Der kanadische Entwicklungspsychologe Prof. Dr. Gordon Neufeld vertritt die Annahme, dass Kinder erst mit etwa fünf bis sieben Jahren in der Lage sind, differenzierte Gefühle zu empfinden. Diese sind in der Geschwisterbeziehung von elementarer Bedeutung, wenn es um die Konfliktlösung geht. Ein schönes Beispiel ist: „Ich bin sauer, weil meine Schwester mein Spielzeug kaputtgemacht hat, aber ich mag sie trotzdem.“ Nach wissenschaftlichen Erkenntnissen sind Kinder erst dann in der Lage, in echte Selbstregulation zu gehen („Ich beruhige mich selbst.“). Das Gehirn macht in diesem Alter noch einmal einen deutlichen Sprung in Bezug auf das logische Denken, sodass nun auch der Aufschub eigener Bedürfnisse besser gelingt.

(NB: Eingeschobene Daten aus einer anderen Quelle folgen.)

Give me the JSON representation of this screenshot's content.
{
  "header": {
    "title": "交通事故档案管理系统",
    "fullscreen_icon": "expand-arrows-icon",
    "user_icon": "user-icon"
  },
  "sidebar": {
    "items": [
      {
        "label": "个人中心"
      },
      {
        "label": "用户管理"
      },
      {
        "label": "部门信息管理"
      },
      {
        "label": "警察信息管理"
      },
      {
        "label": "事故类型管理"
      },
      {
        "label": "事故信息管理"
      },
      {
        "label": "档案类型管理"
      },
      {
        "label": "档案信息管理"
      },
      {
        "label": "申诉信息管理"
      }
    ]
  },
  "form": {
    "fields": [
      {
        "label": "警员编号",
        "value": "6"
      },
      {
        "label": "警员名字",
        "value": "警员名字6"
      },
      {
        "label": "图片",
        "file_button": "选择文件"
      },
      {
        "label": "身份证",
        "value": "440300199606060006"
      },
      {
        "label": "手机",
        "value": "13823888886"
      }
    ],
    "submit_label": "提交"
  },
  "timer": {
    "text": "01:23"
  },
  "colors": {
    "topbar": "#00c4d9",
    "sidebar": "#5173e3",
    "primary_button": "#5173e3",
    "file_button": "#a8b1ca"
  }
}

Gefühle lesen ist nicht angeboren
Ein Säugling (Kind unter einem Jahr) steht im völligen Gegensatz dazu. Er ist kaum in der Lage, die eigenen Gefühle von denen seiner Umwelt zu differenzieren. Ein Baby spiegelt die Gefühle seines Gegenübers. Es kann jedoch nicht dessen Perspektive übernehmen. Es hat noch nicht gelernt, Situationen einzuschätzen und Folgen zu erkennen. Es gelingt ihm meist nicht, die eigenen Gefühle von denen der Außenwelt zu differenzieren. Und es kann sich natürlich auch noch nicht durch Worte ausdrücken. Es weint also oder quietscht, es strampelt fröhlich oder drückt über seine Mimik seinen Zustand entsprechend aus. Für Geschwister kann es je nach Alter schwierig sein, dies „zu lesen“. Kleinkinder sehen sich wiederum bereits als eigenständige Persönlichkeiten. Sie erkennen Gefühle und beginnen zum Beispiel im Spiel damit zu trösten, genauso wie sie ihre Wut deutlich zeigen können. Trotzdem ist die Empathiefähigkeit noch nicht gänzlich ausgereift.
Mit etwas unter zwei Jahren fangen Kinder an, ihre Sachen aktiv zu verteidigen. Dieser Prozess ist mit dem oben erwähnten Perspektivwechsel verknüpft. Sie erkennen nun, dass sie abgegrenzt von ihren Mitmenschen agieren. Zu verstehen, warum der Bruder oder die Schwester aber nun weint, wenn man etwas weggenommen hat, fällt zu schwer. Kommen wir nun mit dem belehrenden Zeigfinger um die Ecke und ermahnen: „Das gehört deinem Bruder. Du kannst doch nicht einfach hauen und das Auto wegnehmen. Jetzt ist er deinetwegen traurig“, dann fühlt es sich für uns vielleicht richtig an, etwas gesagt zu haben. Das bedeutet aber nicht zugleich, dass unser Kleinkind den komplexen Zusammenhang versteht. Es ist fraglich, ob es in dem Moment die Folgen abschätzen kann, es handelt für sich.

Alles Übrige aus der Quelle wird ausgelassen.